According to research conducted by Third Way and the progressive polling firm Avalanche Insights on the battleground suburbs, in this election, those likely to vote for Joe Biden have mixed feelings about whether the American Dream holds true today. Conversely, Donald Trump voters are firm believers in the American Dream. Because the swing voter groups of undecided and Biden-leaning voters align with Democratic voters in lacking certainty about the American Dream, Democrats need to win over these voters with conflicting or pessimistic attitudes about the American Dream. Therefore, Democrats have the arduous task of convincing these voters that in their America, the American Dream can become accessible again, and that there is something to be gained by casting a ballot despite this country’s many flaws. While Trump and Republicans can play to their voters’ reductive notion of the American Dream, Democrats must work to understand what motivates voters’ cynicism and convince them that there are still pathways for making our country better by engaging in civic responsibility. In short, communicating the American Dream is a persuasion effort for Democrats.
In polling conducted by Third Way and Avalanche Insights, suburban voters were asked the extent to which they believe the following story of America to be true:
Many people grew up believing that America is the land of freedom and opportunity, where every American has a chance of fulfilling their dreams, and where any person who works hard can get a fair shake at a good life.
A majority of all voters agree to some extent that this story is still true, but Trump voters are two to three times more likely to strongly agree than undecided or lean-Biden voters. Over half (52%) of solid Trump voters strongly agree that the story of America holds true today, while less than a quarter (23%) of undecided voters strongly agree, and only 17% of lean-Biden voters strongly agree. The vast majority of the swing voters that Democrats need to win have mixed views or outright disagree that the American dream is a reality right now.
Not only are the voters that Democrats need to win unconvinced that the American dream is true, but thinking about it elicits negative emotions for these voters. When asked in an open-ended question how they feel about America today, the most prominent sentiment among both voters leaning toward Biden and undecided voters is sadness; 21% of lean-Biden voters report feeling sadness about America today, while 17% of undecided voters say the same.
Sadness is an inhibiting emotion. Rather than driving people to make a change and better their situations, it makes them want to give up. To make sure that these key swing voters come out for Democrats and are not driven to cynicism, Democrats need to recognize their skepticism about the American Dream, understand the causes of that skepticism and offer pathways to reclaim the American Dream.
Lean-Biden and undecided voters mostly agree on motivating factors for their negative feelings about America today; both focus on leadership and inequality as the primary reasons why their views of America have changed over the past four years. In another open-ended question, a quarter of lean-Biden voters say they are skeptical of the American Dream today because of our leadership, while 15% feel this way because of inequality and justice. Undecided voters also cite leadership (19%) and inequality (19%) as reasons why their views of America have changed.
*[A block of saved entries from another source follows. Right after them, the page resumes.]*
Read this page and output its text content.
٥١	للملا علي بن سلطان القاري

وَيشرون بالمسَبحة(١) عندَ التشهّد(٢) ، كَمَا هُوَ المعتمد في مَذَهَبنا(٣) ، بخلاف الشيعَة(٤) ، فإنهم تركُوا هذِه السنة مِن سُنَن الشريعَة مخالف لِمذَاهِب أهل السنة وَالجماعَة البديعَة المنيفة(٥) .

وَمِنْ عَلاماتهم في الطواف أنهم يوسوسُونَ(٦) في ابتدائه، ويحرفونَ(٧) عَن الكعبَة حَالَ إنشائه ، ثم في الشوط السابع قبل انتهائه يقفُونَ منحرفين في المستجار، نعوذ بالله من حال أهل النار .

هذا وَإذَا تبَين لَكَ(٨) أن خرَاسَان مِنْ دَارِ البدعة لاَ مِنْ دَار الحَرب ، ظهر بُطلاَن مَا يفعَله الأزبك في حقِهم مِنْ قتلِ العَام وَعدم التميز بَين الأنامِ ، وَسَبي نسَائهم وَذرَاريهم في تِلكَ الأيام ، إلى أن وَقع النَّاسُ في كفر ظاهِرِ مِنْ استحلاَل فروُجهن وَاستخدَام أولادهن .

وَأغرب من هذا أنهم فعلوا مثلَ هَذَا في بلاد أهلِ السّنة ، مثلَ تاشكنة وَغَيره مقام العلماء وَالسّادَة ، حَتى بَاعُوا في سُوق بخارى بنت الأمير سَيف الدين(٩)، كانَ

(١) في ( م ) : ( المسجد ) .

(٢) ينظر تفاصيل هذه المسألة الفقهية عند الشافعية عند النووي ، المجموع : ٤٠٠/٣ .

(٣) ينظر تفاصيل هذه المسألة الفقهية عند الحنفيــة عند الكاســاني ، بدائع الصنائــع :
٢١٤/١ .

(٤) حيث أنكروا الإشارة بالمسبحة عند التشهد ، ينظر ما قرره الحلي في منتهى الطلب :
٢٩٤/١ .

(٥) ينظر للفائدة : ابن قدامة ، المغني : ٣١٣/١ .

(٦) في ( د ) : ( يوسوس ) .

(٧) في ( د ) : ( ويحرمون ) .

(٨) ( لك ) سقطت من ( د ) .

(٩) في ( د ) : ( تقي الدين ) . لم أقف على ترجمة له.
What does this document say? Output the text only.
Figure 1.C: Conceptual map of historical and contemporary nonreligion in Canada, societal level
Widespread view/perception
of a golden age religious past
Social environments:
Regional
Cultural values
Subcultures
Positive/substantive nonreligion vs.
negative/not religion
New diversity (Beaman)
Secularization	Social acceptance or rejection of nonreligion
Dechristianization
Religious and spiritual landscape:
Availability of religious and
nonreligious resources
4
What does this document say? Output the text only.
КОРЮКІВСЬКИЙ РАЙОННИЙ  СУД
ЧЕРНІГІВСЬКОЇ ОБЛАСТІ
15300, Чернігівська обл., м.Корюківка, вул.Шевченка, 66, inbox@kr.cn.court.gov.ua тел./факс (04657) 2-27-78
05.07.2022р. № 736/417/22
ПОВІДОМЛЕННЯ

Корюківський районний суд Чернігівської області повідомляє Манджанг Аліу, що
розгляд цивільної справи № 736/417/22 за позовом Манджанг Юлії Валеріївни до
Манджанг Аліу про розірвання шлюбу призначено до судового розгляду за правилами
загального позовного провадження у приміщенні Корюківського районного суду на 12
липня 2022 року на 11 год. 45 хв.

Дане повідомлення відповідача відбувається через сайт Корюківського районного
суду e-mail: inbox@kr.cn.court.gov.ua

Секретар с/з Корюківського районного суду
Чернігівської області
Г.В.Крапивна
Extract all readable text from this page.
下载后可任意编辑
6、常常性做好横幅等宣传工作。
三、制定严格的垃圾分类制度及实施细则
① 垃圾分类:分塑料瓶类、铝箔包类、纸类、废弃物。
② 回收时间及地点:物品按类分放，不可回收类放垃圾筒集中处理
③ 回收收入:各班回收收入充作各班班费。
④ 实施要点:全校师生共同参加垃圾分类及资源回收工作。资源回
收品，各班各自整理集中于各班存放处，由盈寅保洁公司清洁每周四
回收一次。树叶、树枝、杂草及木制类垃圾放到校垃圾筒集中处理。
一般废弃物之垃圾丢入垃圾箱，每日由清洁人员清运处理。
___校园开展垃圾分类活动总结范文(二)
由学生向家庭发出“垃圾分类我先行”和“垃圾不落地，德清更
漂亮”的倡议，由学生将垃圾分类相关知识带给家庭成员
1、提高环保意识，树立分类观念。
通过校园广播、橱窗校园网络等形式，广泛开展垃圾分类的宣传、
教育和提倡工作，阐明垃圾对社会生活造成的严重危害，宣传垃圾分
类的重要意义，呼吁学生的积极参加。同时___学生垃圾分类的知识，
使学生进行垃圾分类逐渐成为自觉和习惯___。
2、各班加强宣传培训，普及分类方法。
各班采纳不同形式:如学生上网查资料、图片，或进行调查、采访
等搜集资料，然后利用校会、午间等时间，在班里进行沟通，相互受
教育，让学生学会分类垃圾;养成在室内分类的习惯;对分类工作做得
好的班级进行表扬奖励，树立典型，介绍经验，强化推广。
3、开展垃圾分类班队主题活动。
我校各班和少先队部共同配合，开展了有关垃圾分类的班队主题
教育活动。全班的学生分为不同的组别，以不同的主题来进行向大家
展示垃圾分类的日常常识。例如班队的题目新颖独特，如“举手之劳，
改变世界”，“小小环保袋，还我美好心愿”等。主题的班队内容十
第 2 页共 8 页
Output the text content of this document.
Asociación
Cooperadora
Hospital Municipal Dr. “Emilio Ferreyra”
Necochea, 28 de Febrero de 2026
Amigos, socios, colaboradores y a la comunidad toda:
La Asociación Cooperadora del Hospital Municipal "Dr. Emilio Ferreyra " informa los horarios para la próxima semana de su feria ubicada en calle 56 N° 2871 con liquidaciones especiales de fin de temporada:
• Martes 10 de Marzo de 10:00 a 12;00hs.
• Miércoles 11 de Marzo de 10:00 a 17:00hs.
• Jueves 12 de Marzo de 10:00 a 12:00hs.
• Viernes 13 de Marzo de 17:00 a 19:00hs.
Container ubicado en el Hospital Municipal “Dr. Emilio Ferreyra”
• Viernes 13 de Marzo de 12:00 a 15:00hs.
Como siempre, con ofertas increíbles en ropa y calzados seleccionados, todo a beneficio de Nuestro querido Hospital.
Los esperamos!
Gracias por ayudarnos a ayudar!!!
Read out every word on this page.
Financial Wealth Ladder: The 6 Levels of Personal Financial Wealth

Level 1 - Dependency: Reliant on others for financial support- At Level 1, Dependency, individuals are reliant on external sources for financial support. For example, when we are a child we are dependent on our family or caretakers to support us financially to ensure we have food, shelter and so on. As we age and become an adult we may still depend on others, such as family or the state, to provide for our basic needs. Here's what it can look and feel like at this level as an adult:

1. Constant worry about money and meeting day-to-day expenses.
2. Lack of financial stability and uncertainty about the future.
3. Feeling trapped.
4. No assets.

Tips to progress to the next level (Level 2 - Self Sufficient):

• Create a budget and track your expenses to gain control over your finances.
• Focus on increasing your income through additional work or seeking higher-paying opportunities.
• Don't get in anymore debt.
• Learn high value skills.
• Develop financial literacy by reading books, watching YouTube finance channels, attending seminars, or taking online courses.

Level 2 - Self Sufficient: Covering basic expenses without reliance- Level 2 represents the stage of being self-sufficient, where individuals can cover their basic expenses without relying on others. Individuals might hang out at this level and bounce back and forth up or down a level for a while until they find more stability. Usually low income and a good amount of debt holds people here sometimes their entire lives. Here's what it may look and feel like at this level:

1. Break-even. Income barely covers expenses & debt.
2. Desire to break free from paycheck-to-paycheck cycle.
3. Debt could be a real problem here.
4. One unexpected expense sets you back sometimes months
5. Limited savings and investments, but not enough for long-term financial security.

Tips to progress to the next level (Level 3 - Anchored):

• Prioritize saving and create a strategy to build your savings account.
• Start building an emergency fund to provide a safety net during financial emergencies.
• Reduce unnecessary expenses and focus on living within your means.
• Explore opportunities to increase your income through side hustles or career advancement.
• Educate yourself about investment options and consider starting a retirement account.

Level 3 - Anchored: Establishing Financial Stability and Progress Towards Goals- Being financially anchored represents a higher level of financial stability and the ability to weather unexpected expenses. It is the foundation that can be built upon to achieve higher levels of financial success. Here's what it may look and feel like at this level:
To acknowledge and address this skepticism, Democrats need to take on the principal causes of voters’ disillusionment. Leadership is the top issue motivating these negative feelings for both groups of voters, and by offering competent, honest, and empathetic leadership as an alternative to Trump, Democrats may be able to motivate these voters to turn out for Biden. However, policy stances and rhetoric around those policies will be an important consideration as well. Because issues of inequality and justice are top concerns motivating negative feelings around the American Dream, Democrats need to acknowledge the inequality and injustice of our society today in clear and specific terms and put forward bold and forward-thinking policies that address these crises.
The argument that Trump needs to make is easier. Because a vast majority of his voters believe the American Dream still holds true, he can tell them he is offering them more of what he has done the past four years. Democrats’ job is harder – they need to show a skeptical audience that they can offer pathways for making this country better.
The undecided and lean-Biden voters who will decide this election in the suburbs are skeptical that the American Dream is a reality right now. Skepticism can easily translate to cynicism, and voters who are cynical about the promise of America may stay home or be persuaded by Trump’s dark and destructive brand of politics. Democrats need to make an affirmative argument to these voters for how they can reclaim the story of America and make good on our promises as a country. Biden needs these voters to win in 2020, and he can win them over by showing them how the promise of America is within reach if we elect competent, forward-thinking leaders who will make real and substantive change.